Texas A&M will have the same problem that most SEC teams do against the Vols. It doesn’t have the inside game to match up with UT, especially power forward Jarnell Stokes, who was dominant against Georgia and was also dominant against Missouri — when he could get his hands on the basketball.
UT’s greatest overall strength is its rebounding, and that was evident against Georgia, which had become accustomed to outrebounding its opponents. UT’s superiority in that area left Georgia coach Mark Fox shaking his head.
There’s more good rebounding news for the Vols. Other than Missouri, none of their remaining opponents rank higher than eighth in the conference in either offensive or defensive rebounding.
But what happens next will have more to do with Tennessee than its opponents.
After what went wrong in the second half against Missouri and what went right against Georgia, there’s glaring evidence the offense needs to first go through Stokes.

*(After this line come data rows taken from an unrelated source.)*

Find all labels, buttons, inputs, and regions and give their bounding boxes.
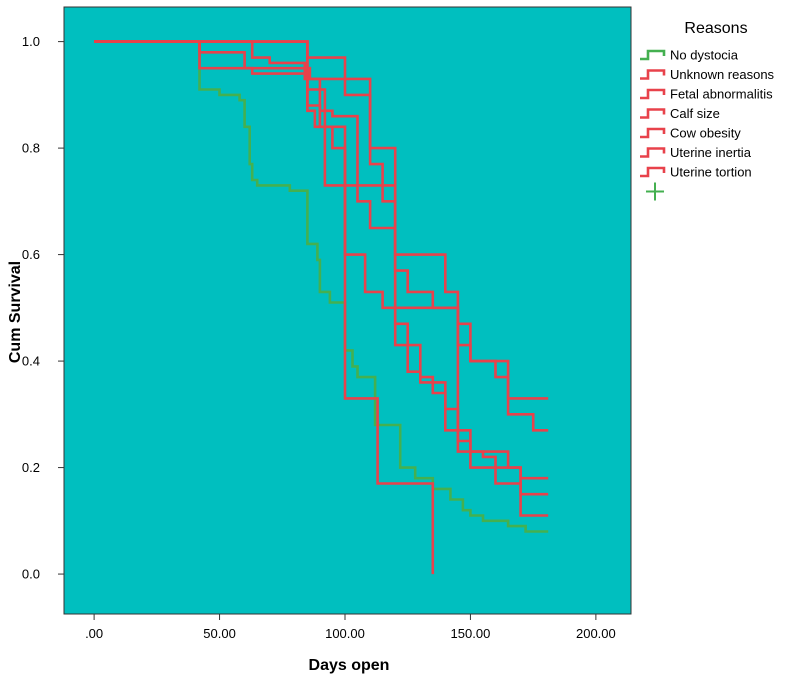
legend-swatch-uterine-inertia [640,147,666,158]
x-tick-label: 200.00 [576,626,616,641]
x-tick-label: 50.00 [203,626,236,641]
legend-swatch-cow-obesity [640,127,666,139]
y-tick-label: 0.2 [22,460,40,475]
legend-swatch-fetal-abnormalitis [640,88,666,100]
y-tick-label: 0.6 [22,247,40,262]
legend: No dystocia Unknown reasons Fetal abnormal… [640,48,775,201]
legend-label-uterine-inertia: Uterine inertia [670,145,752,160]
legend-label-cow-obesity: Cow obesity [670,126,741,141]
x-tick-label: .00 [85,626,103,641]
y-tick-label: 1.0 [22,34,40,49]
y-tick-label: 0.8 [22,141,40,156]
legend-title: Reasons [684,20,747,37]
legend-swatch-unknown-reasons [640,69,666,80]
x-axis: .00 50.00 100.00 150.00 200.00 [85,614,616,641]
y-tick-label: 0.0 [22,567,40,582]
legend-swatch-no-dystocia [640,49,666,61]
plot-background [63,6,632,615]
legend-swatch-calf-size [640,108,666,119]
series-line-uterine-inertia [94,40,549,432]
x-tick-label: 150.00 [451,626,491,641]
x-tick-label: 100.00 [325,626,365,641]
y-tick-label: 0.4 [22,354,40,369]
legend-label-unknown-reasons: Unknown reasons [670,67,775,82]
y-axis: 0.0 0.2 0.4 0.6 0.8 1.0 [22,34,64,582]
legend-label-uterine-tortion: Uterine tortion [670,165,752,180]
series-line-uterine-tortion [94,40,549,400]
y-axis-title: Cum Survival [7,261,24,363]
legend-label-calf-size: Calf size [670,106,720,121]
series-line-cow-obesity [94,40,549,517]
legend-label-no-dystocia: No dystocia [670,48,739,63]
legend-label-fetal-abnormalitis: Fetal abnormalitis [670,87,773,102]
x-axis-title: Days open [309,657,390,674]
legend-swatch-uterine-tortion [640,166,666,178]
series-layer [94,40,549,575]
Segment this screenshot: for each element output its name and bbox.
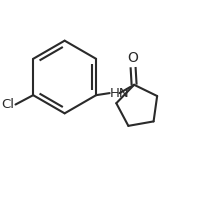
Text: HN: HN bbox=[110, 87, 130, 100]
Text: Cl: Cl bbox=[1, 98, 14, 111]
Text: O: O bbox=[128, 51, 139, 65]
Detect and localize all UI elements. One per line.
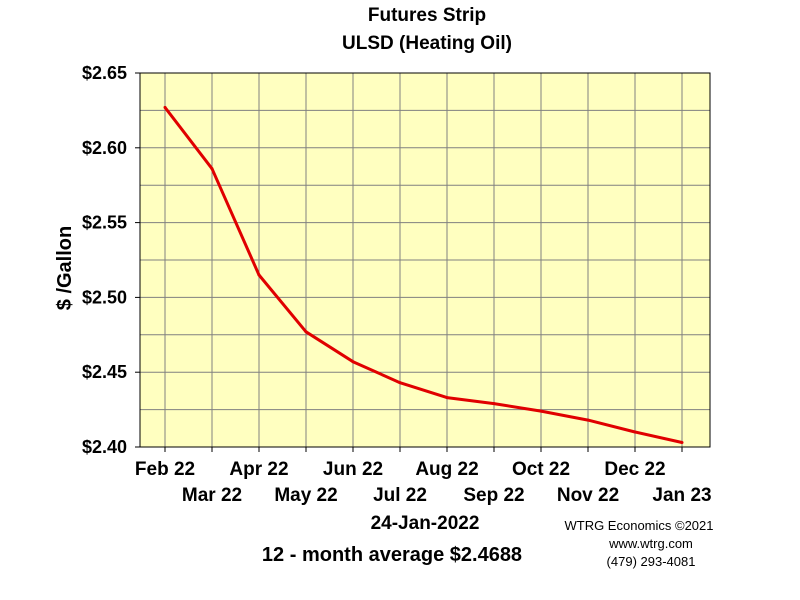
- y-tick-label: $2.45: [82, 362, 127, 382]
- data-point: [445, 396, 449, 400]
- x-tick-label: Jun 22: [323, 459, 383, 480]
- y-tick-label: $2.40: [82, 437, 127, 457]
- chart-title: Futures Strip: [368, 5, 486, 26]
- x-tick-label: Nov 22: [557, 485, 619, 506]
- y-axis-ticks: $2.40 $2.45 $2.50 $2.55 $2.60 $2.65: [82, 63, 140, 457]
- data-point: [586, 418, 590, 422]
- y-tick-label: $2.50: [82, 287, 127, 307]
- data-point: [398, 381, 402, 385]
- plot-frame: [139, 72, 711, 448]
- data-point: [210, 167, 214, 171]
- y-tick-label: $2.55: [82, 213, 127, 233]
- date-label: 24-Jan-2022: [371, 513, 480, 534]
- credit-phone: (479) 293-4081: [607, 554, 696, 569]
- x-tick-label: Feb 22: [135, 459, 195, 480]
- x-axis-ticks: Feb 22 Mar 22 Apr 22 May 22 Jun 22 Jul 22 Aug …: [135, 447, 712, 506]
- data-point: [304, 330, 308, 334]
- data-point: [633, 430, 637, 434]
- x-tick-label: Jan 23: [652, 485, 711, 506]
- data-point: [539, 409, 543, 413]
- x-tick-label: Mar 22: [182, 485, 242, 506]
- y-tick-label: $2.60: [82, 138, 127, 158]
- x-tick-label: Jul 22: [373, 485, 427, 506]
- x-tick-label: Sep 22: [463, 485, 524, 506]
- credit-company: WTRG Economics ©2021: [564, 518, 713, 533]
- x-tick-label: Dec 22: [604, 459, 665, 480]
- credit-website: www.wtrg.com: [608, 536, 693, 551]
- chart-subtitle: ULSD (Heating Oil): [342, 33, 512, 54]
- data-point: [163, 105, 167, 109]
- data-point: [257, 273, 261, 277]
- series-layer: [163, 105, 684, 445]
- data-point: [351, 360, 355, 364]
- average-label: 12 - month average $2.4688: [262, 544, 522, 566]
- data-point: [680, 441, 684, 445]
- y-axis-label: $ /Gallon: [54, 226, 76, 310]
- data-point: [492, 402, 496, 406]
- x-tick-label: Oct 22: [512, 459, 570, 480]
- x-tick-label: May 22: [274, 485, 337, 506]
- y-tick-label: $2.65: [82, 63, 127, 83]
- series-line: [163, 106, 683, 444]
- x-tick-label: Aug 22: [415, 459, 478, 480]
- grid-lines: [140, 73, 710, 447]
- x-tick-label: Apr 22: [229, 459, 288, 480]
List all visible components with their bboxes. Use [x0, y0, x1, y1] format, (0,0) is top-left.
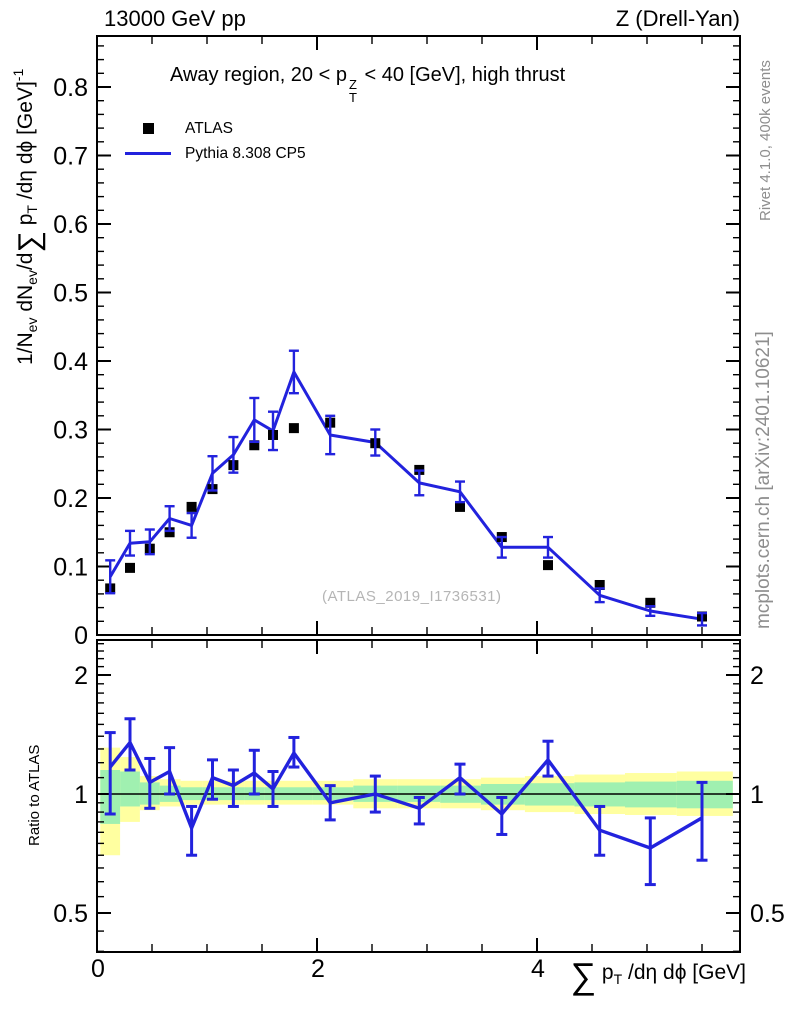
svg-text:0.3: 0.3 — [53, 417, 88, 445]
y-title-p1: 1/N — [14, 332, 37, 365]
svg-text:1: 1 — [750, 781, 764, 809]
watermark-analysis-id: (ATLAS_2019_I1736531) — [322, 588, 502, 605]
tick-labels: 0 0.1 0.2 0.3 0.4 0.5 0.6 0.7 0.8 0 2 4 0.5 0.5 1 1 2 2 — [53, 74, 785, 983]
svg-text:0.8: 0.8 — [53, 74, 88, 102]
svg-text:0.5: 0.5 — [53, 900, 88, 928]
y-title-sub-ev1: ev — [24, 317, 40, 333]
ratio-line-series — [104, 717, 708, 887]
header-energy-label: 13000 GeV pp — [104, 6, 246, 31]
pt-superscript: Z — [348, 77, 357, 92]
x-title-p2: /dη dϕ [GeV] — [622, 961, 746, 984]
mcplots-citation-label: mcplots.cern.ch [arXiv:2401.10621] — [753, 331, 774, 629]
x-title-p1: p — [596, 961, 614, 984]
sum-icon: ∑ — [13, 231, 46, 253]
black-square-marker-icon — [142, 123, 154, 134]
svg-text:0: 0 — [91, 955, 105, 983]
svg-text:4: 4 — [531, 955, 545, 983]
svg-text:0.6: 0.6 — [53, 211, 88, 239]
svg-text:0.5: 0.5 — [750, 900, 785, 928]
legend-item-pythia: Pythia 8.308 CP5 — [123, 141, 306, 166]
x-title-sub-T: T — [613, 971, 623, 987]
x-axis-title: ∑ pT /dη dϕ [GeV] — [570, 955, 746, 997]
y-title-p3: /d — [14, 252, 37, 271]
svg-text:0: 0 — [74, 622, 88, 650]
sum-icon-x: ∑ — [570, 955, 597, 996]
y-title-p5: /dη dϕ [GeV] — [14, 81, 37, 206]
pt-subscript: T — [348, 90, 357, 105]
legend-label-pythia: Pythia 8.308 CP5 — [185, 144, 306, 162]
svg-text:0.2: 0.2 — [53, 485, 88, 513]
legend-label-atlas: ATLAS — [185, 119, 233, 137]
ratio-axis-title: Ratio to ATLAS — [26, 744, 43, 846]
panel-frames — [96, 35, 741, 953]
svg-text:2: 2 — [750, 662, 764, 690]
y-title-p2: dN — [14, 284, 37, 318]
y-title-p4: p — [14, 213, 37, 232]
svg-text:0.5: 0.5 — [53, 280, 88, 308]
svg-text:0.7: 0.7 — [53, 143, 88, 171]
svg-text:0.4: 0.4 — [53, 348, 88, 376]
atlas-marker-cell — [123, 123, 173, 134]
legend-item-atlas: ATLAS — [123, 116, 306, 141]
y-title-sub-ev2: ev — [24, 270, 40, 285]
plot-title-text: Away region, 20 < p — [170, 64, 347, 86]
svg-text:2: 2 — [311, 955, 325, 983]
y-axis-title: 1/Nev dNev/d∑ pT /dη dϕ [GeV]-1 — [10, 69, 47, 365]
axis-ticks — [96, 36, 740, 953]
ratio-uncertainty-bands — [100, 747, 733, 856]
blue-line-marker-icon — [125, 151, 171, 156]
y-title-sub-T: T — [24, 205, 40, 214]
plot-title-text-tail: < 40 [GeV], high thrust — [358, 64, 566, 86]
pythia-marker-cell — [123, 151, 173, 156]
pythia-error-bars — [105, 349, 707, 627]
svg-text:1: 1 — [74, 781, 88, 809]
pythia-line-series — [108, 370, 703, 621]
legend: ATLAS Pythia 8.308 CP5 — [123, 116, 306, 166]
rivet-version-label: Rivet 4.1.0, 400k events — [757, 60, 774, 221]
svg-text:0.1: 0.1 — [53, 554, 88, 582]
y-title-sup-inv: -1 — [10, 68, 26, 82]
svg-text:2: 2 — [74, 662, 88, 690]
header-process-label: Z (Drell-Yan) — [615, 6, 740, 31]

Just his physical presence puts pressure on a defense. Moreover, he has significantly improved his shooting touch around the basket. And he’s as effective with his left hand as his right one.
Bottom line: Defenses don’t have many good options when Stokes gets the ball within a couple of dribbles of the basket.
If they devote enough manpower to deprive Stokes of the ball, Jordan McRae still would be available later in possessions.
Aside from the Stokes-first approach, Antonio Barton’s shooting was the most encouraging aspect of the Georgia game. He came off the bench to hit four of seven 3-point attempts.
His outside shooting complemented Stokes and took pressure off McRae. The resulting balance reminded you that Tennessee is a better team than its record.